Hannah
“If you let God into your life, and if you really commit to the program, you’ll get through it. You’ll have a family that will help you and be there for you. “
It all started when my mom got sick in 2013 – stomach cancer. That’s when I began to take her pain medication. When she died a year later, I thought I could quit, but it was too late by then. I was addicted – physically, emotionally, everything.
I attended several faith-based programs before, and it didn’t work out for me. I even tried the Bridge for a few months. I left less than halfway through the program – I just wasn’t ready to commit. Before, I didn’t believe God loved me. When I was stuck in my addiction, I didn’t feel bad about it, I didn’t have any conviction, I didn’t want to get clean. My family tried to push me – threatened to kick me out if I didn’t’ change – but nothing inside me made me want it. But God worked on my heart a little bit.
At that point, I knew that I would either die from an overdose or go to prison with the way I've been living. I heard God in my life telling me to change, so I can be there for my family. I tried to get better on my own, but I kept relapsing. I read the bible, went to church, attended meetings in the community, but I kept relapsing. With every relapse, I would lie in my bed and cry until I passed out. I just remember telling God, I don’t want to do this anymore. At the time, my sister was getting married. With my mother's death, I should have been there for my sister. But, because of my addiction, I couldn’t do that for her. I felt destroyed and helpless.

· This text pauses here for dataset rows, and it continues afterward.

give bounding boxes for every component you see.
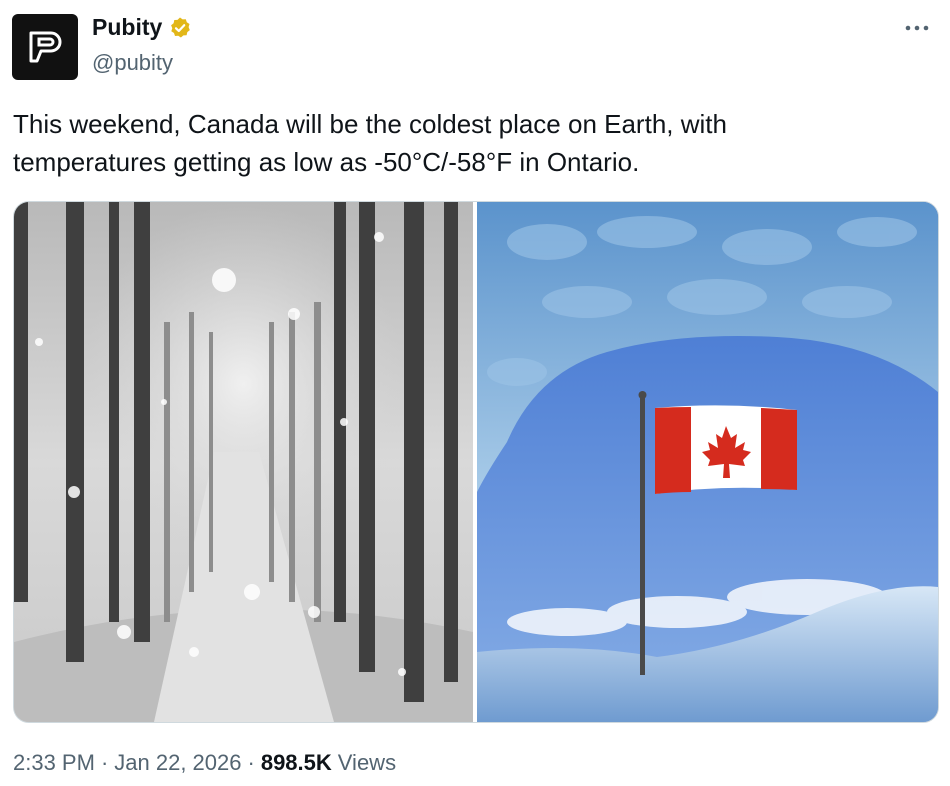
tweet-text-line-2: temperatures getting as low as -50°C/-58…	[13, 147, 640, 177]
meta-separator: ·	[100, 750, 109, 775]
views-label: Views	[337, 750, 397, 775]
author-handle[interactable]: @pubity	[92, 50, 173, 76]
meta-separator: ·	[247, 750, 255, 775]
avatar[interactable]	[12, 14, 78, 80]
media-grid	[13, 201, 939, 723]
tweet-date[interactable]: Jan 22, 2026	[114, 750, 241, 776]
snowy-forest-path-photo[interactable]	[14, 202, 473, 722]
tweet-text-line-1: This weekend, Canada will be the coldest…	[13, 109, 727, 139]
tweet-time[interactable]: 2:33 PM	[13, 750, 95, 776]
tweet-meta: 2:33 PM · Jan 22, 2026 · 898.5K Views	[13, 750, 396, 776]
canada-flag-ice-cave-photo[interactable]	[477, 202, 938, 722]
verified-gold-badge-icon[interactable]	[168, 16, 192, 40]
author-name-row: Pubity	[92, 14, 192, 41]
author-display-name[interactable]: Pubity	[92, 14, 162, 41]
more-options-icon[interactable]	[902, 16, 932, 40]
tweet-text: This weekend, Canada will be the coldest…	[13, 105, 913, 181]
pubity-logo-icon	[29, 31, 62, 63]
views-count[interactable]: 898.5K	[261, 750, 332, 776]
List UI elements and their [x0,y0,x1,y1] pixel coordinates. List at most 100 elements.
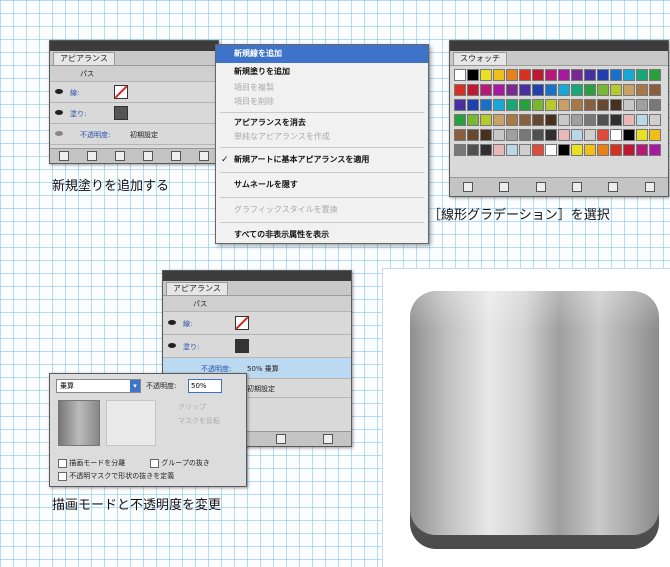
swatch[interactable] [532,84,544,96]
tab-swatches[interactable]: スウォッチ [453,52,507,65]
effect-icon[interactable] [115,151,125,161]
swatch[interactable] [454,84,466,96]
swatch-library-icon[interactable] [463,182,474,192]
swatch[interactable] [480,69,492,81]
swatch[interactable] [493,144,505,156]
stroke-row[interactable]: 線: [163,312,351,335]
swatch[interactable] [610,114,622,126]
stroke-row[interactable]: 線: [50,82,218,103]
swatch[interactable] [532,129,544,141]
swatch[interactable] [545,69,557,81]
swatch[interactable] [545,99,557,111]
new-stroke-icon[interactable] [59,151,69,161]
swatch[interactable] [493,129,505,141]
swatch[interactable] [610,69,622,81]
new-swatch-icon[interactable] [608,182,619,192]
swatch[interactable] [545,144,557,156]
swatch[interactable] [571,69,583,81]
swatch[interactable] [571,114,583,126]
stroke-swatch[interactable] [235,316,249,330]
swatch[interactable] [571,144,583,156]
menu-item-remove[interactable]: 項目を削除 [216,95,428,109]
panel-titlebar[interactable] [450,41,668,51]
clear-icon[interactable] [143,151,153,161]
swatch-options-icon[interactable] [535,182,546,192]
swatch[interactable] [597,69,609,81]
swatch[interactable] [493,84,505,96]
visibility-eye-icon[interactable] [55,110,63,115]
object-row[interactable]: パス [163,296,351,312]
panel-titlebar[interactable] [50,41,218,51]
swatch[interactable] [532,69,544,81]
swatch[interactable] [636,84,648,96]
swatch[interactable] [467,114,479,126]
swatch[interactable] [506,84,518,96]
visibility-eye-icon[interactable] [168,320,176,325]
swatch[interactable] [454,69,466,81]
swatch[interactable] [584,114,596,126]
swatch[interactable] [506,69,518,81]
menu-item-new-art-basic[interactable]: ✓ 新規アートに基本アピアランスを適用 [216,151,428,169]
new-fill-icon[interactable] [87,151,97,161]
visibility-eye-icon[interactable] [55,89,63,94]
visibility-eye-icon[interactable] [55,131,63,136]
swatch[interactable] [610,129,622,141]
swatch[interactable] [506,129,518,141]
swatch[interactable] [519,84,531,96]
swatch[interactable] [571,99,583,111]
trash-icon[interactable] [322,434,333,444]
swatch[interactable] [454,114,466,126]
swatch[interactable] [584,144,596,156]
clip-checkbox[interactable]: クリップ [178,402,206,412]
swatch[interactable] [649,114,661,126]
menu-item-add-fill[interactable]: 新規塗りを追加 [216,63,428,81]
trash-icon[interactable] [199,151,209,161]
swatch[interactable] [597,144,609,156]
fill-swatch[interactable] [235,339,249,353]
visibility-eye-icon[interactable] [168,343,176,348]
swatch[interactable] [597,114,609,126]
swatch[interactable] [649,144,661,156]
swatch[interactable] [584,99,596,111]
swatch[interactable] [623,69,635,81]
swatch[interactable] [506,114,518,126]
swatch[interactable] [493,99,505,111]
fill-row[interactable]: 塗り: [163,335,351,358]
swatch[interactable] [558,69,570,81]
swatch[interactable] [558,144,570,156]
swatch[interactable] [519,144,531,156]
swatch[interactable] [636,114,648,126]
swatch[interactable] [623,99,635,111]
swatch[interactable] [519,99,531,111]
swatch[interactable] [558,114,570,126]
swatch[interactable] [532,114,544,126]
swatch[interactable] [467,144,479,156]
trash-icon[interactable] [644,182,655,192]
tab-appearance[interactable]: アピアランス [166,282,228,295]
swatch[interactable] [636,99,648,111]
swatch[interactable] [480,114,492,126]
swatch[interactable] [649,99,661,111]
swatch[interactable] [558,84,570,96]
swatch[interactable] [519,69,531,81]
menu-item-show-all-hidden[interactable]: すべての非表示属性を表示 [216,226,428,244]
swatch[interactable] [545,84,557,96]
swatch[interactable] [493,69,505,81]
swatch[interactable] [623,114,635,126]
swatch[interactable] [558,129,570,141]
swatch[interactable] [480,99,492,111]
menu-item-reduce-basic[interactable]: 単純なアピアランスを作成 [216,130,428,144]
swatch[interactable] [532,99,544,111]
swatch[interactable] [610,84,622,96]
swatch[interactable] [519,114,531,126]
swatch[interactable] [467,99,479,111]
swatch[interactable] [480,129,492,141]
swatch[interactable] [584,69,596,81]
swatch[interactable] [545,114,557,126]
swatch[interactable] [636,129,648,141]
swatch[interactable] [610,99,622,111]
opacity-row[interactable]: 不透明度: 初期設定 [50,124,218,145]
swatch[interactable] [558,99,570,111]
knockout-group-checkbox[interactable]: グループの抜き [150,458,210,468]
menu-item-add-stroke[interactable]: 新規線を追加 [216,45,428,63]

When I tried Bridge for a second time, I was scared that they wouldn’t let me, but they accepted me back with open arms. This time around, I wanted to recover, I wanted to follow God and have a relationship with Him. To make Him proud. I struggled a lot – with my self-worth, with feeling lonely – but the people here helped so much. If I didn’t have the Bridge, if I didn’t have the community here, it would’ve been so much harder for me. I needed the support and the structure offered at the Bridge because when things became hard, I had them to depend on. The people here were my accountability and encouragement that helped me keep moving forward and try to live my life through God. They wanted me to do the right thing.
Before, I thought that a year was too long, but time flew by so fast when you’re in the program. I didn’t want to leave. The program is set to that there’s this balance, where you have enough freedom to go out, but enough structure that you can’t go off and relapse. I felt like it really sets you up for success in the program.
It’s been a year since I graduated as of August, and now I’m working at Second Chance. I love working there, but I still get to be involved with the ministry and be close to my support group. It’s been hard being away from my family, but God is with me and gave me a new family.
Even when I’m struggling, they are there for me, and they want me to succeed.